It was George VI who first referred to the House of Windsor as The Firm and the name stuck – although some have called it Monarchy plc – and when David Airlie was appointed it was still run along lines that George VI and probably even Queen Victoria a century earlier, would have recognized and felt comfortable with.

When Michael Colborne, a naval chief petty officer, arrived to look after the Prince of Wales’s office in 1979, he was the only person at his level in the Palace who had not been to a major public school. ‘If you didn’t go to the right school you didn’t fit; you didn’t speak the language. It could be very uncomfortable for people like me. They called me the “Rough Diamond”. I lived there for six months and I felt so lonely in the Palace.’

‘It was all rather stuck in the mud, in a time warp,’ remembers someone else. ‘The Palace was still recruiting from certain sections of society and the Queen hadn’t been particularly well served. There was a country house atmosphere; things were being done in the same way they’d been done for twenty, thirty or nearer a hundred years – since Prince Albert’s time probably. There were some excellent individuals there, who had no doubt wanted to move things forward a bit, but there had never been the concerted pressure to do it.’

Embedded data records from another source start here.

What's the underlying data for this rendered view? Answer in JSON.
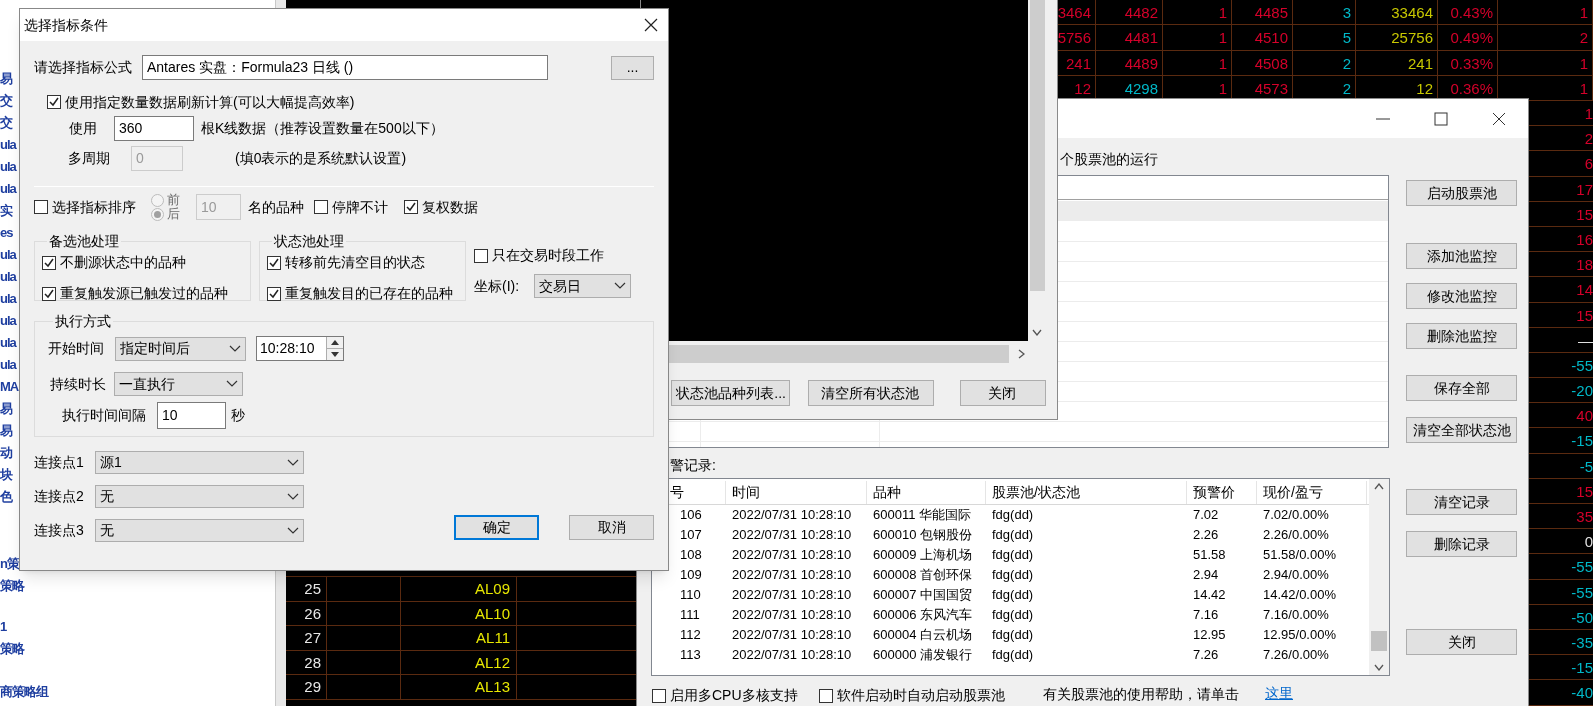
{
  "sidebar": {
    "sections": [
      {
        "items": [
          "易",
          "交",
          "交",
          "ula",
          "ula",
          "ula",
          "实",
          "es",
          "ula",
          "ula",
          "ula",
          "ula",
          "ula",
          "ula",
          "MA",
          "易",
          "易",
          "动",
          "块",
          "色"
        ]
      },
      {
        "items": [
          "n策",
          "策略"
        ]
      },
      {
        "items": [
          "1",
          "策略"
        ]
      },
      {
        "items": [
          "商策略组"
        ]
      }
    ]
  },
  "quote_table": {
    "rows": [
      [
        {
          "text": "3464",
          "color": "#d4002a"
        },
        {
          "text": "4482",
          "color": "#d4002a"
        },
        {
          "text": "1",
          "color": "#d4002a"
        },
        {
          "text": "4485",
          "color": "#d4002a"
        },
        {
          "text": "3",
          "color": "#00b8c8"
        },
        {
          "text": "33464",
          "color": "#c8c800"
        },
        {
          "text": "0.43%",
          "color": "#d4002a"
        },
        {
          "text": "1",
          "color": "#d4002a"
        }
      ],
      [
        {
          "text": "5756",
          "color": "#d4002a"
        },
        {
          "text": "4481",
          "color": "#d4002a"
        },
        {
          "text": "1",
          "color": "#d4002a"
        },
        {
          "text": "4510",
          "color": "#d4002a"
        },
        {
          "text": "5",
          "color": "#00b8c8"
        },
        {
          "text": "25756",
          "color": "#c8c800"
        },
        {
          "text": "0.49%",
          "color": "#d4002a"
        },
        {
          "text": "2",
          "color": "#d4002a"
        }
      ],
      [
        {
          "text": "241",
          "color": "#d4002a"
        },
        {
          "text": "4489",
          "color": "#d4002a"
        },
        {
          "text": "1",
          "color": "#d4002a"
        },
        {
          "text": "4508",
          "color": "#d4002a"
        },
        {
          "text": "2",
          "color": "#00b8c8"
        },
        {
          "text": "241",
          "color": "#c8c800"
        },
        {
          "text": "0.33%",
          "color": "#d4002a"
        },
        {
          "text": "1",
          "color": "#d4002a"
        }
      ],
      [
        {
          "text": "12",
          "color": "#d4002a"
        },
        {
          "text": "4298",
          "color": "#00b8c8"
        },
        {
          "text": "1",
          "color": "#d4002a"
        },
        {
          "text": "4573",
          "color": "#d4002a"
        },
        {
          "text": "2",
          "color": "#00b8c8"
        },
        {
          "text": "12",
          "color": "#c8c800"
        },
        {
          "text": "0.36%",
          "color": "#d4002a"
        },
        {
          "text": "1",
          "color": "#d4002a"
        }
      ]
    ]
  },
  "quote_column": [
    {
      "text": "1",
      "color": "#d4002a"
    },
    {
      "text": "2",
      "color": "#d4002a"
    },
    {
      "text": "6",
      "color": "#d4002a"
    },
    {
      "text": "17",
      "color": "#d4002a"
    },
    {
      "text": "15",
      "color": "#d4002a"
    },
    {
      "text": "16",
      "color": "#d4002a"
    },
    {
      "text": "18",
      "color": "#d4002a"
    },
    {
      "text": "14",
      "color": "#d4002a"
    },
    {
      "text": "15",
      "color": "#d4002a"
    },
    {
      "text": "—",
      "color": "#e0e0e0"
    },
    {
      "text": "-55",
      "color": "#00b8c8"
    },
    {
      "text": "-20",
      "color": "#00b8c8"
    },
    {
      "text": "40",
      "color": "#d4002a"
    },
    {
      "text": "-15",
      "color": "#00b8c8"
    },
    {
      "text": "-5",
      "color": "#00b8c8"
    },
    {
      "text": "15",
      "color": "#d4002a"
    },
    {
      "text": "35",
      "color": "#d4002a"
    },
    {
      "text": "0",
      "color": "#e0e0e0"
    },
    {
      "text": "-55",
      "color": "#00b8c8"
    },
    {
      "text": "-55",
      "color": "#00b8c8"
    },
    {
      "text": "-50",
      "color": "#00b8c8"
    },
    {
      "text": "-35",
      "color": "#00b8c8"
    },
    {
      "text": "-15",
      "color": "#00b8c8"
    },
    {
      "text": "-40",
      "color": "#00b8c8"
    }
  ],
  "code_table": {
    "rows": [
      {
        "number": "25",
        "code": "AL09"
      },
      {
        "number": "26",
        "code": "AL10"
      },
      {
        "number": "27",
        "code": "AL11"
      },
      {
        "number": "28",
        "code": "AL12"
      },
      {
        "number": "29",
        "code": "AL13"
      }
    ]
  },
  "stock_pool_window": {
    "caption": "个股票池的运行",
    "side_buttons": [
      "启动股票池",
      "添加池监控",
      "修改池监控",
      "删除池监控",
      "保存全部",
      "清空全部状态池"
    ],
    "alert_label": "警记录:",
    "alert_table": {
      "columns": [
        "号",
        "时间",
        "品种",
        "股票池/状态池",
        "预警价",
        "现价/盈亏"
      ],
      "rows": [
        [
          "106",
          "2022/07/31 10:28:10",
          "600011 华能国际",
          "fdg(dd)",
          "7.02",
          "7.02/0.00%"
        ],
        [
          "107",
          "2022/07/31 10:28:10",
          "600010 包钢股份",
          "fdg(dd)",
          "2.26",
          "2.26/0.00%"
        ],
        [
          "108",
          "2022/07/31 10:28:10",
          "600009 上海机场",
          "fdg(dd)",
          "51.58",
          "51.58/0.00%"
        ],
        [
          "109",
          "2022/07/31 10:28:10",
          "600008 首创环保",
          "fdg(dd)",
          "2.94",
          "2.94/0.00%"
        ],
        [
          "110",
          "2022/07/31 10:28:10",
          "600007 中国国贸",
          "fdg(dd)",
          "14.42",
          "14.42/0.00%"
        ],
        [
          "111",
          "2022/07/31 10:28:10",
          "600006 东风汽车",
          "fdg(dd)",
          "7.16",
          "7.16/0.00%"
        ],
        [
          "112",
          "2022/07/31 10:28:10",
          "600004 白云机场",
          "fdg(dd)",
          "12.95",
          "12.95/0.00%"
        ],
        [
          "113",
          "2022/07/31 10:28:10",
          "600000 浦发银行",
          "fdg(dd)",
          "7.26",
          "7.26/0.00%"
        ]
      ]
    },
    "record_buttons": [
      "清空记录",
      "删除记录",
      "关闭"
    ],
    "options": [
      {
        "label": "启用多CPU多核支持",
        "checked": false
      },
      {
        "label": "软件启动时自动启动股票池",
        "checked": false
      }
    ],
    "help_text": "有关股票池的使用帮助，请单击",
    "help_link": "这里"
  },
  "status_pool_window": {
    "buttons": [
      "状态池品种列表...",
      "清空所有状态池",
      "关闭"
    ]
  },
  "dialog": {
    "title": "选择指标条件",
    "formula": {
      "label": "请选择指标公式",
      "value": "Antares 实盘：Formula23 日线 ()",
      "browse": "..."
    },
    "refresh": {
      "label": "使用指定数量数据刷新计算(可以大幅提高效率)",
      "checked": true
    },
    "use": {
      "label": "使用",
      "value": "360",
      "suffix": "根K线数据（推荐设置数量在500以下）"
    },
    "multi_period": {
      "label": "多周期",
      "value": "0",
      "disabled": true,
      "note": "(填0表示的是系统默认设置)"
    },
    "sort": {
      "label": "选择指标排序",
      "checked": false
    },
    "order_options": [
      {
        "label": "前",
        "selected": false,
        "disabled": true
      },
      {
        "label": "后",
        "selected": true,
        "disabled": true
      }
    ],
    "top_n": {
      "value": "10",
      "disabled": true,
      "suffix": "名的品种"
    },
    "skip_suspended": {
      "label": "停牌不计",
      "checked": false
    },
    "adjusted": {
      "label": "复权数据",
      "checked": true
    },
    "groups": [
      {
        "title": "备选池处理",
        "options": [
          {
            "label": "不删源状态中的品种",
            "checked": true
          },
          {
            "label": "重复触发源已触发过的品种",
            "checked": true
          }
        ]
      },
      {
        "title": "状态池处理",
        "options": [
          {
            "label": "转移前先清空目的状态",
            "checked": true
          },
          {
            "label": "重复触发目的已存在的品种",
            "checked": true
          }
        ]
      }
    ],
    "trading_hours_only": {
      "label": "只在交易时段工作",
      "checked": false
    },
    "axis": {
      "label": "坐标(I):",
      "value": "交易日"
    },
    "execution": {
      "title": "执行方式",
      "start": {
        "label": "开始时间",
        "mode": "指定时间后",
        "time": "10:28:10"
      },
      "duration": {
        "label": "持续时长",
        "value": "一直执行"
      },
      "interval": {
        "label": "执行时间间隔",
        "value": "10",
        "unit": "秒"
      }
    },
    "connections": [
      {
        "label": "连接点1",
        "value": "源1"
      },
      {
        "label": "连接点2",
        "value": "无"
      },
      {
        "label": "连接点3",
        "value": "无"
      }
    ],
    "buttons": [
      {
        "label": "确定",
        "default": true
      },
      {
        "label": "取消",
        "default": false
      }
    ]
  }
}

David Airlie provided that pressure. He already had experience of modernizing companies and had learned lessons in the process which were invaluable in the mammoth task before him at Buckingham Palace. He had done it at General Accident and Schroders, in both cases bringing in outside consultants to report on whether best practices were being followed; he recommended to the Queen that they go down the same route. And so in February 1986, by which time he had a good idea of what needed to be done – and it included first and foremost getting rid of excessive government interference – he called in the City accountancy firm Peat Marwick McLintock, who were already the Palace auditors, to overhaul the finances and look at the workings of the household from top to bottom. He was anxious that the Treasury should take the findings seriously and Peat Marwick had the necessary clout to impress them. It was vital, he felt, for the report to be paid for and carried out internally and not financed by government money; the Treasury could see the report but they were not to be involved. The man who conducted the study was Michael Peat, a partner in the family firm then in his mid-thirties. His father, Sir Gerrard Peat, had been auditor and assistant auditor to the Queen’s Privy Purse since 1969 and Michael had frequently worked alongside him in the past so was already familiar with the Palace’s finances, and, crucially, already knew David Airlie.